Wednesday, Feb. 6, 2013
Advocacy conference starts Feb. 11 in nation's capital
Hundreds of physicians will converge next week on the nation's capital to help shape the future of health care through the AMA's National Advocacy Conference, Feb. 11–13 at the Grand Hyatt Washington.
The conference empowers physicians to be powerful advocates for their patients and the profession. Attendees will hear from political insiders, industry experts and members of Congress on health system reform refinement and implementation, the impact of fiscal policy on health care, and efforts to combat prescription drug diversion.
Physicians who are unable to attend can follow the conference on Twitter via @AmerMedicalAssn using the #AMAmtg hashtag. Highlights from each day's events also will be posted online.
This year's featured speaker is Chuck Todd, political director and chief White House correspondent for NBC News and host of the Daily Rundown on MSNBC. The master of ceremonies for the Dr. Nathan Davis Awards will be Terry Moran, co-anchor of ABC News' Nightline.
Other speakers include Kathleen Sebelius, secretary of the U.S. Department of Health and Human Services; David Walker, founder and CEO of the Comeback America Initiative and former U.S. comptroller general; and Gil Kerlikowske, director of the Office of National Drug Control Policy.
View a preliminary agenda for the conference.
Understand your Medicare participation choices
Physicians have until Feb. 15 to make Medicare participation elections for 2013. The AMA's Medicare Participation Kit can help physicians understand their options.

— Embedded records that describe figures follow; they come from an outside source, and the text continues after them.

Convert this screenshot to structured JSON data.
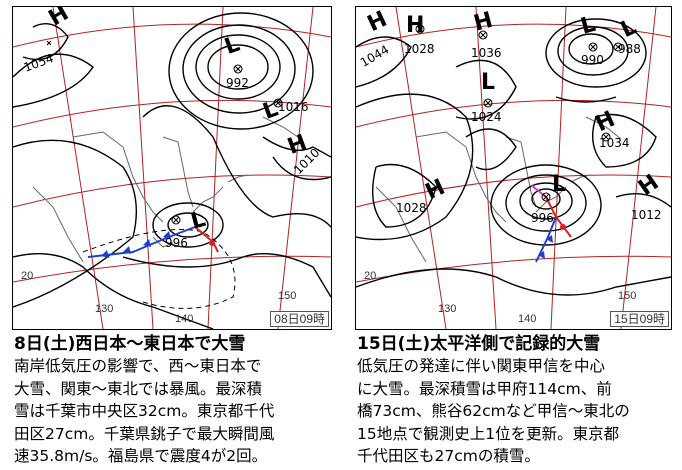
{
  "panels": [
    {
      "stamp": "08日09時",
      "pressure_labels": [
        "1054",
        "992",
        "1016",
        "1010",
        "996"
      ],
      "center_letters": [
        "H",
        "L",
        "L",
        "H",
        "L"
      ],
      "lat_labels": [
        "20"
      ],
      "lon_labels": [
        "130",
        "140",
        "150"
      ],
      "caption": {
        "title": "8日(土)西日本～東日本で大雪",
        "lines": [
          "南岸低気圧の影響で、西～東日本で",
          "大雪、関東～東北では暴風。最深積",
          "雪は千葉市中央区32cm。東京都千代",
          "田区27cm。千葉県銚子で最大瞬間風",
          "速35.8m/s。福島県で震度4が2回。"
        ]
      }
    },
    {
      "stamp": "15日09時",
      "pressure_labels": [
        "1044",
        "1028",
        "1036",
        "990",
        "988",
        "1024",
        "1034",
        "1028",
        "996",
        "1012"
      ],
      "center_letters": [
        "H",
        "H",
        "H",
        "L",
        "L",
        "L",
        "H",
        "H",
        "L",
        "H"
      ],
      "lat_labels": [
        "20"
      ],
      "lon_labels": [
        "130",
        "140",
        "150"
      ],
      "caption": {
        "title": "15日(土)太平洋側で記録的大雪",
        "lines": [
          "低気圧の発達に伴い関東甲信を中心",
          "に大雪。最深積雪は甲府114cm、前",
          "橋73cm、熊谷62cmなど甲信～東北の",
          "15地点で観測史上1位を更新。東京都",
          "千代田区も27cmの積雪。"
        ]
      }
    }
  ],
  "colors": {
    "isobar": "#000000",
    "grid": "#b22222",
    "cold_front": "#1f3fd0",
    "warm_front": "#e02020",
    "occluded_front": "#d040d0",
    "coast": "#555555"
  }
}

In addition to participation (often referred to as "PAR") and non-participation (referred to as "non-PAR") election, physicians can choose to opt out of Medicare and privately contract with their patients. Opt-out status can take effect at the beginning of any calendar quarter.
In addition to an informational guide offering detailed explanations of the three Medicare options, the kit includes frequently asked questions and a revenue calculator to help physicians estimate how much their total revenue from seeing Medicare patients would change if they were to switch their status from Medicare PAR to non-PAR.
Sample documents, such as template letters and a phone script, can help physicians communicate any status changes to their Medicare patients, and a sample opt-out affidavit and private contract can help physicians who choose to opt out of the program.